Setelah dikurangi konsumsi internal, total pasokan domestik DTY mencapai 270.000 ton. Meski demikian, impor DTY pada 2024 tetap tercatat sebesar 120.000 ton.
“Secara kapasitas, industri nasional baik POY maupun DTY sangat bisa untuk memenuhi kebutuhan domestik dan mensubstitusi volume impor,” jelas Redma.
Ia menambahkan bahwa supply domestik ini adalah murni penjualan ke pasar setelah dikurangi kebutuhan internal.
Kata dia, hanya dua perusahaan anggota APSyFI yang berada di kawasan berikat, dan keduanya saat ini sedang dibekukan oleh Direktorat Jenderal Bea dan Cukai.
Oleh karena itu, menurutnya, argumen soal kawasan berikat tidak relevan dalam konteks ini. Redma pun turut menegaskan bahwa penerapan BMAD tidak serta merta menghentikan impor.

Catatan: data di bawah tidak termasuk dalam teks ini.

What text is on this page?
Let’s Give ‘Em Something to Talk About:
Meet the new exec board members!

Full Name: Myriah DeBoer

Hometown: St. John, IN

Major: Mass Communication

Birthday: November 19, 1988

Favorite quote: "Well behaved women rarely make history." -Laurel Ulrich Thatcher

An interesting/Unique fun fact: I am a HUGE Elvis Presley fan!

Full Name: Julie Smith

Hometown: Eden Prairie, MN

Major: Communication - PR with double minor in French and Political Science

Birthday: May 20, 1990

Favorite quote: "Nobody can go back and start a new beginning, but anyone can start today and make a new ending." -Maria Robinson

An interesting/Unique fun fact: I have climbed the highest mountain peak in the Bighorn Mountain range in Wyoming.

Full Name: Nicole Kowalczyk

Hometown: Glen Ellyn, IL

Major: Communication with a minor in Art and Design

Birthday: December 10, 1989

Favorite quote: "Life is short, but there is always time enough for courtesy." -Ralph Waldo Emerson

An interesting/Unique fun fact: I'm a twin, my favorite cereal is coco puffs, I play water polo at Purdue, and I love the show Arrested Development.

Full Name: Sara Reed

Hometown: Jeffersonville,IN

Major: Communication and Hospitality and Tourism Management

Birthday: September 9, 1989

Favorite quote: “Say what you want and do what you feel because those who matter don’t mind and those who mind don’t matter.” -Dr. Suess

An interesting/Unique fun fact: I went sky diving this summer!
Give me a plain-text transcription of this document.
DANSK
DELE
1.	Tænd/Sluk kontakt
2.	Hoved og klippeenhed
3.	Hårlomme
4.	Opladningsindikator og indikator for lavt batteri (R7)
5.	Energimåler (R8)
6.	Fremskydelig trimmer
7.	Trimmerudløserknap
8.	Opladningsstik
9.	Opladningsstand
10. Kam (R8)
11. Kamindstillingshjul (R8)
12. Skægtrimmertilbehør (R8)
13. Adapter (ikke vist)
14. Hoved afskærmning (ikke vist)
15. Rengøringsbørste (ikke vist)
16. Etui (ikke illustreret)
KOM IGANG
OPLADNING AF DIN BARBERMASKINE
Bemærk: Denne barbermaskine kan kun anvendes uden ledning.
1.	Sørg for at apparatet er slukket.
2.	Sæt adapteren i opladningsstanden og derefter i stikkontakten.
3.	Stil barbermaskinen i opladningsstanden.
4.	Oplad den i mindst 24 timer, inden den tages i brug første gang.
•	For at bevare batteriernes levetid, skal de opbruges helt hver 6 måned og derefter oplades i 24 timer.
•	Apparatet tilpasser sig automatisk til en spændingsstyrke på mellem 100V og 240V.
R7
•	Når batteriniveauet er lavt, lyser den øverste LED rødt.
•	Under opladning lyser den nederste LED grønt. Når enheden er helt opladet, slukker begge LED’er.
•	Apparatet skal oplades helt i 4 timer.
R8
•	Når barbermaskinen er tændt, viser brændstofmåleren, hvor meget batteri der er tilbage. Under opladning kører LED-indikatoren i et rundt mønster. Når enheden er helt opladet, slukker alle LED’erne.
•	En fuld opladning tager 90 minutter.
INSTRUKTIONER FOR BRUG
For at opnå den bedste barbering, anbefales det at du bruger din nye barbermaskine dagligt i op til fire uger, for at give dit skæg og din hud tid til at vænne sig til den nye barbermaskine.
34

“Meskipun BMAD diberlakukan, importasi dari China masih tetap bisa dilakukan dengan membayar BMAD. Importir pun masih sangat dimungkinkan untuk melakukan impor dari negara lain di ASEAN dan negara anggota RCEP lainnya dengan tarif 0 persen,” katanya.
Ia juga menyoroti bahwa sektor industri hilir sebenarnya telah mendapatkan perlindungan melalui kebijakan safeguard kain sejak empat tahun lalu melalui PMK No. 48 Tahun 2024. Dengan demikian, ia menilai kekhawatiran terhadap persaingan akibat pembatasan impor benang filament tidak beralasan.
Redma menambahkan bahwa produk Polyester Staple Fiber (PSF) yang dikenakan BMAD saat ini tidak terkait langsung dengan benang filament POY-DTY.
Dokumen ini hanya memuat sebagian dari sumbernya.